A VAT would be quite expensive to administer. As I recall, the British Inland Revenue Service had to double its employment to cope. A massive effort is required to collect tax from hundreds of thousands of businesses that only file now under the individual income tax.
The biggest advantage of a VAT is its ability to produce large amounts of revenue, but, ask yourself, do we want to boost the size of our government as measured by the OECD from 28.3% of GDP today to Britain’s 36.6% or France’s 43.6%? See Column 2 of this Wikipedia article. A VAT would also boost exports and help stabilize the dollar. New investment would be credited immediately (expensed), another big advantage over our current haphazard depreciation system.
Businesses would be divided into winners and losers. Exporters would like a VAT to level the playing field with foreign competitors, but importers and their customers would pay. New businesses with high levels of investment would benefit, but established, capital intensive businesses would, in effect, pay a double tax having paid previously under the income tax. Labor intensive industries would be hard hit. Private hospitals would suffer compared to public hospitals. If we adopted a credit-invoice method VAT, like Europe, business recordkeeping and compliance costs would soar. Most countries exempt financial services from their VATs, but that would leave them paying VAT on inputs without any credit, which they would pass on to customers. VAT proponents cite its simplicity, but Britain’s complicated and loophole ridden VAT shows what could happen here. A well administered VAT can reduce tax evasion, but it would also be seen as an invasion upon businesses that have traditionally dealt in cash.
Finally, there’s a lot of misinformation about the inflationary effects of a VAT. A VAT will raise prices on a once and for all basis by approximately the VAT rate multiplied by the ratio of the tax base divided by GDP. Unless we’re operating at full capacity, the VAT wouldn’t have much inflationary effect as Europe found when it adopted the VAT.

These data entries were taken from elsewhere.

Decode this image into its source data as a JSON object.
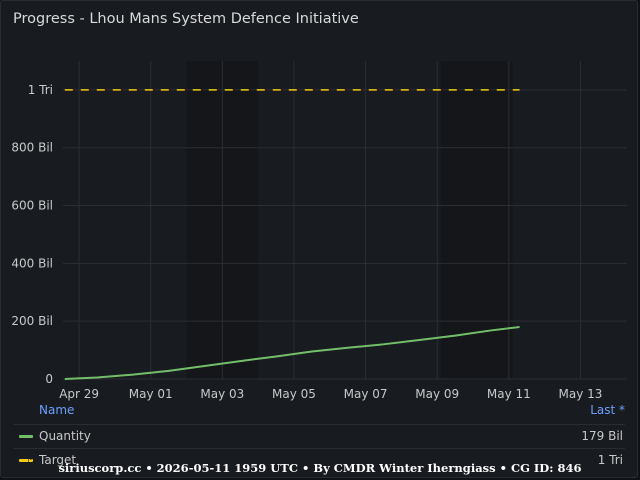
{
  "panel": {
    "title": "Progress - Lhou Mans System Defence Initiative"
  },
  "colors": {
    "background": "#181b1f",
    "grid": "#2b2e34",
    "quantity": "#73bf69",
    "target": "#f2cc0c",
    "legend_header": "#6e9fff"
  },
  "legend": {
    "name_header": "Name",
    "last_header": "Last *",
    "items": [
      {
        "name": "Quantity",
        "value": "179 Bil",
        "style": "solid",
        "color": "#73bf69"
      },
      {
        "name": "Target",
        "value": "1 Tri",
        "style": "dashed",
        "color": "#f2cc0c"
      }
    ]
  },
  "footer": {
    "text": "siriuscorp.cc • 2026-05-11 1959 UTC • By CMDR Winter Iherngiass • CG ID: 846"
  },
  "chart_data": {
    "type": "line",
    "x_tick_labels": [
      "Apr 29",
      "May 01",
      "May 03",
      "May 05",
      "May 07",
      "May 09",
      "May 11",
      "May 13"
    ],
    "x_tick_days": [
      0,
      2,
      4,
      6,
      8,
      10,
      12,
      14
    ],
    "xlim_days": [
      -0.45,
      15.3
    ],
    "y_tick_labels": [
      "0",
      "200 Bil",
      "400 Bil",
      "600 Bil",
      "800 Bil",
      "1 Tri"
    ],
    "y_tick_values": [
      0,
      200,
      400,
      600,
      800,
      1000
    ],
    "ylim": [
      0,
      1100
    ],
    "y_unit": "Bil",
    "shaded_ranges_days": [
      [
        3,
        5
      ],
      [
        10.1,
        12.1
      ]
    ],
    "series": [
      {
        "name": "Quantity",
        "style": "solid",
        "x_days": [
          -0.4,
          0.5,
          1.5,
          2.5,
          3.5,
          4.5,
          5.5,
          6.5,
          7.5,
          8.5,
          9.5,
          10.5,
          11.5,
          12.3
        ],
        "values": [
          0,
          5,
          15,
          28,
          45,
          62,
          78,
          95,
          108,
          120,
          135,
          150,
          168,
          180
        ]
      },
      {
        "name": "Target",
        "style": "dashed",
        "x_days": [
          -0.4,
          12.3
        ],
        "values": [
          1000,
          1000
        ]
      }
    ]
  }
}
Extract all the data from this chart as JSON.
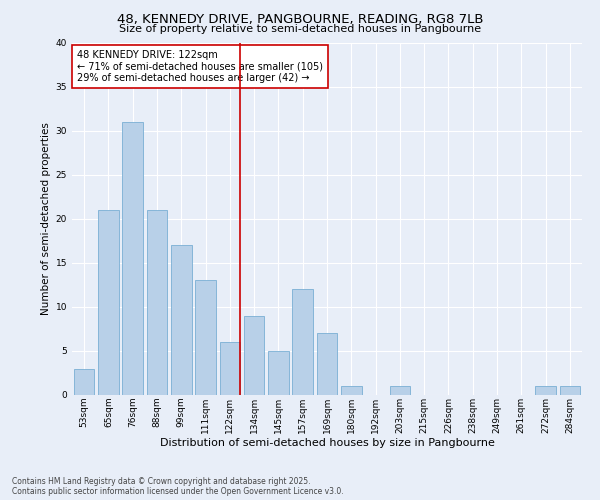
{
  "title": "48, KENNEDY DRIVE, PANGBOURNE, READING, RG8 7LB",
  "subtitle": "Size of property relative to semi-detached houses in Pangbourne",
  "xlabel": "Distribution of semi-detached houses by size in Pangbourne",
  "ylabel": "Number of semi-detached properties",
  "categories": [
    "53sqm",
    "65sqm",
    "76sqm",
    "88sqm",
    "99sqm",
    "111sqm",
    "122sqm",
    "134sqm",
    "145sqm",
    "157sqm",
    "169sqm",
    "180sqm",
    "192sqm",
    "203sqm",
    "215sqm",
    "226sqm",
    "238sqm",
    "249sqm",
    "261sqm",
    "272sqm",
    "284sqm"
  ],
  "values": [
    3,
    21,
    31,
    21,
    17,
    13,
    6,
    9,
    5,
    12,
    7,
    1,
    0,
    1,
    0,
    0,
    0,
    0,
    0,
    1,
    1
  ],
  "bar_color": "#b8d0e8",
  "bar_edge_color": "#7aafd4",
  "highlight_index": 6,
  "highlight_color": "#cc0000",
  "annotation_line1": "48 KENNEDY DRIVE: 122sqm",
  "annotation_line2": "← 71% of semi-detached houses are smaller (105)",
  "annotation_line3": "29% of semi-detached houses are larger (42) →",
  "annotation_box_color": "#ffffff",
  "annotation_box_edge_color": "#cc0000",
  "footer_line1": "Contains HM Land Registry data © Crown copyright and database right 2025.",
  "footer_line2": "Contains public sector information licensed under the Open Government Licence v3.0.",
  "bg_color": "#e8eef8",
  "plot_bg_color": "#e8eef8",
  "ylim": [
    0,
    40
  ],
  "title_fontsize": 9.5,
  "subtitle_fontsize": 8,
  "xlabel_fontsize": 8,
  "ylabel_fontsize": 7.5,
  "tick_fontsize": 6.5,
  "annotation_fontsize": 7,
  "footer_fontsize": 5.5
}
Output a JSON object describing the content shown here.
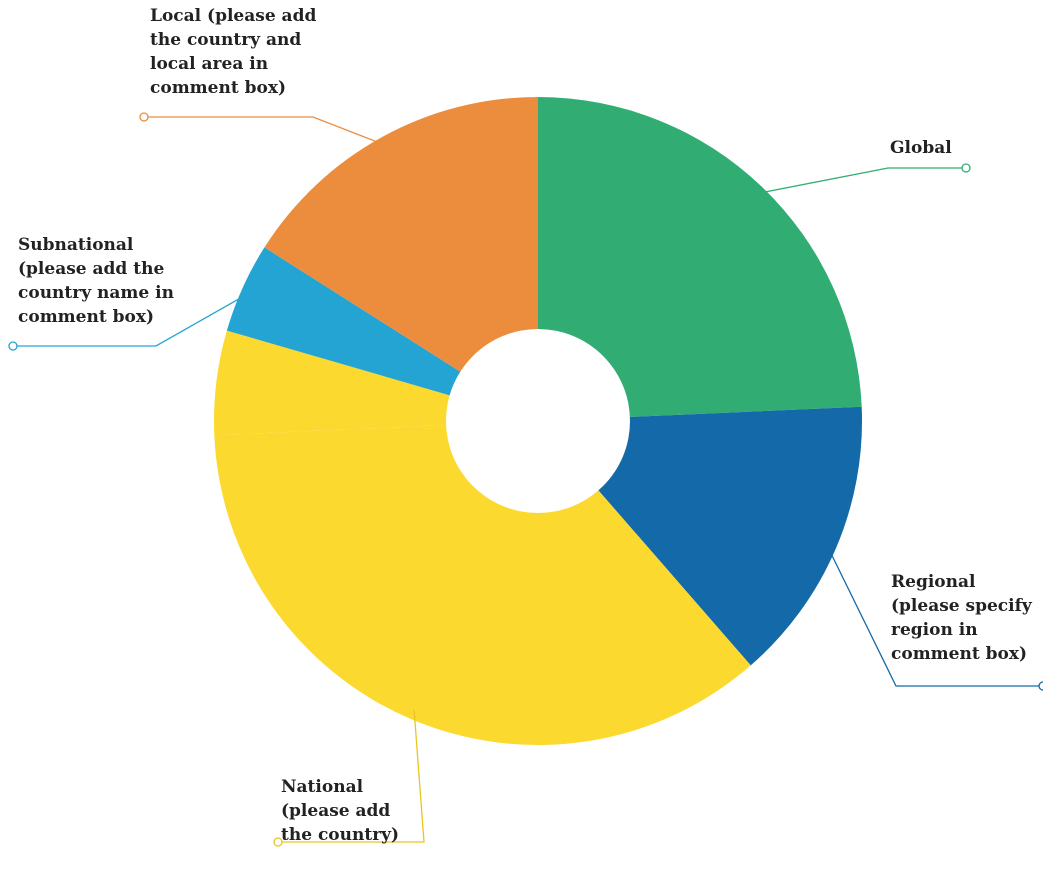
{
  "chart_data": {
    "type": "pie",
    "variant": "donut",
    "title": "",
    "slices": [
      {
        "name": "Global",
        "label_lines": [
          "Global"
        ],
        "value": 24.3,
        "color": "#31AD73"
      },
      {
        "name": "Regional (please specify region in comment box)",
        "label_lines": [
          "Regional",
          "(please specify",
          "region in",
          "comment box)"
        ],
        "value": 14.3,
        "color": "#1469A8"
      },
      {
        "name": "National (please add the country)",
        "label_lines": [
          "National",
          "(please add",
          "the country)"
        ],
        "value": 35.7,
        "color": "#FBD92F"
      },
      {
        "name": "",
        "label_lines": [],
        "value": 5.2,
        "color": "#FBD92F"
      },
      {
        "name": "Subnational (please add the country name in comment box)",
        "label_lines": [
          "Subnational",
          "(please add the",
          "country name in",
          "comment box)"
        ],
        "value": 4.5,
        "color": "#24A4D3"
      },
      {
        "name": "Local (please add the country and local area in comment box)",
        "label_lines": [
          "Local (please add",
          "the country and",
          "local area in",
          "comment box)"
        ],
        "value": 16.0,
        "color": "#EB8D3C"
      }
    ],
    "legend": "none",
    "labels": "external with leader lines"
  }
}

The best short description of a VAT and its advantages and disadvantages is in this Encyclopedia of Taxation and Tax Policy by Joe Cordes, Bob Ebel, and Jane Gravelle.
This excellent 28-page 1984 Treasury analysis goes into more detail.
Len Burman, now the Moynihan Chair of Public Affairs at Syracuse University’s Maxwell School, recommended a 15% VAT to pay for health vouchers for all Americans in testimony before the Senate Finance Committee on May 13, 2008. That kicked off the recent debate over a VAT for the U.S.
By the way, it’s an old saw that Al Ullman’s support for a VAT cost him his seat in the 1980 election. It certainly didn’t help, but he really lost because he rarely went home to his district, because he got caught in the Reagan landslide, and because Jimmy Carter conceded the election 70 minutes before the West Coast polls closed. Ullman lost by 780 votes or so as I recall.